Civil Disobedience .
What is civil disobedience? The dictionary defines it as a refusal to obey governmental demands especially as a nonviolent and usually collective means of forcing concessions from the government. Civil disobedience is something millions of people around the world have used to make changes to an unjust system. In the 1920's Mohandas Gandhi organized and led a huge campaign to free India from British rule. His only weapon was civil disobedience. .
Disobedience is a refusal to obey. When people practice civil disobedience, laws are often broken and boundaries are crossed. Action is taken to bring about a change. But there is more to civil disobedience then that. The action taken must be under control. As soon as a crowd becomes unruly and disorganized or violent in any way, the action ceases to be civil.

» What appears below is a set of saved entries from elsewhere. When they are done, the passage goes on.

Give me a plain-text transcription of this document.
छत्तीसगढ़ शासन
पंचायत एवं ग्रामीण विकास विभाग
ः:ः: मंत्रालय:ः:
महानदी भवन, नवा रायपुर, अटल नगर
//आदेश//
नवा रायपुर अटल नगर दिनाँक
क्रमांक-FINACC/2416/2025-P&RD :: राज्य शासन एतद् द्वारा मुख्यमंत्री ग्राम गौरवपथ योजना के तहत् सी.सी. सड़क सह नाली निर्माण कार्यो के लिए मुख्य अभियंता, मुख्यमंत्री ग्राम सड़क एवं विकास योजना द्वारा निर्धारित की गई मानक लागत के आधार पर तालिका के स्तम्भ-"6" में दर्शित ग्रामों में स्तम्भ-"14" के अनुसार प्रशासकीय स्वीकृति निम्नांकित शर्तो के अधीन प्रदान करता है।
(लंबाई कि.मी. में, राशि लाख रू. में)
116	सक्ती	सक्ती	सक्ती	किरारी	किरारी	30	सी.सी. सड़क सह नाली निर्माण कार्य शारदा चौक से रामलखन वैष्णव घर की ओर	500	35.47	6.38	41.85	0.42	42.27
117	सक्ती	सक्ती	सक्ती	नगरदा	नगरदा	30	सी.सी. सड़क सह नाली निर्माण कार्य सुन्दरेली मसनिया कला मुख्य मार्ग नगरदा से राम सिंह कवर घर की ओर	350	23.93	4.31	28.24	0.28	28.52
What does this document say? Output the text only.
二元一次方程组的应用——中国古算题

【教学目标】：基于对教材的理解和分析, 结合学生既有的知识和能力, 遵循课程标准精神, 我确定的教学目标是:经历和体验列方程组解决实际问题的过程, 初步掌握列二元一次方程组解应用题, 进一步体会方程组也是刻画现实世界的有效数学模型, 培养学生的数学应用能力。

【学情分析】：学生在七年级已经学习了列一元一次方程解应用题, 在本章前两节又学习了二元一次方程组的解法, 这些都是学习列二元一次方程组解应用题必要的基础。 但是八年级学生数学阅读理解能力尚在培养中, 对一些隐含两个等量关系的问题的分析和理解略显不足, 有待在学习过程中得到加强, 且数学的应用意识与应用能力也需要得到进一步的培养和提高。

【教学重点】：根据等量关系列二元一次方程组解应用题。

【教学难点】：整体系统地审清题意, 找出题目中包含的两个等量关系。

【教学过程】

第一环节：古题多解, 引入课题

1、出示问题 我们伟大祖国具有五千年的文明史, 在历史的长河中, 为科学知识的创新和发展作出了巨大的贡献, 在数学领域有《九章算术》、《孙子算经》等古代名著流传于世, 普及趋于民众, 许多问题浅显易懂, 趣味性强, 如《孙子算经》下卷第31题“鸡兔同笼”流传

There are many forms of civil disobedience. During the time of British occupation of America, revolutionaries used tea and tax boycotts to mobilize citizens to their cause. In the late 1800's, women used silent vigils, mass demonstrations and hunger strikes to acquire the right to vote. Labor organizations have used civil disobedience to receive benefits on many occasions. From 1935-1937 the Congress of Industrial Organizations organized sit down strikes in auto factories involving 400,000 people. In the early 60's blacks fought for their rights with sit-ins, freedom rides, jail-ins, and the famous 1963 march on Washington. During the 60's and 70's people used draft card burnings, draft file destruction, sit-ins, mass demonstrations, blocking traffic, and blocking induction centers to protest the Vietnam war.
Civil disobedience has made many changes, but Gandhi's struggle may have been the greatest of them all. It was not without sacrifice and pain that Gandhi and the Indian people managed to obtain their freedom but through it all Gandhi stuck to his principles and kept violence to a minimum.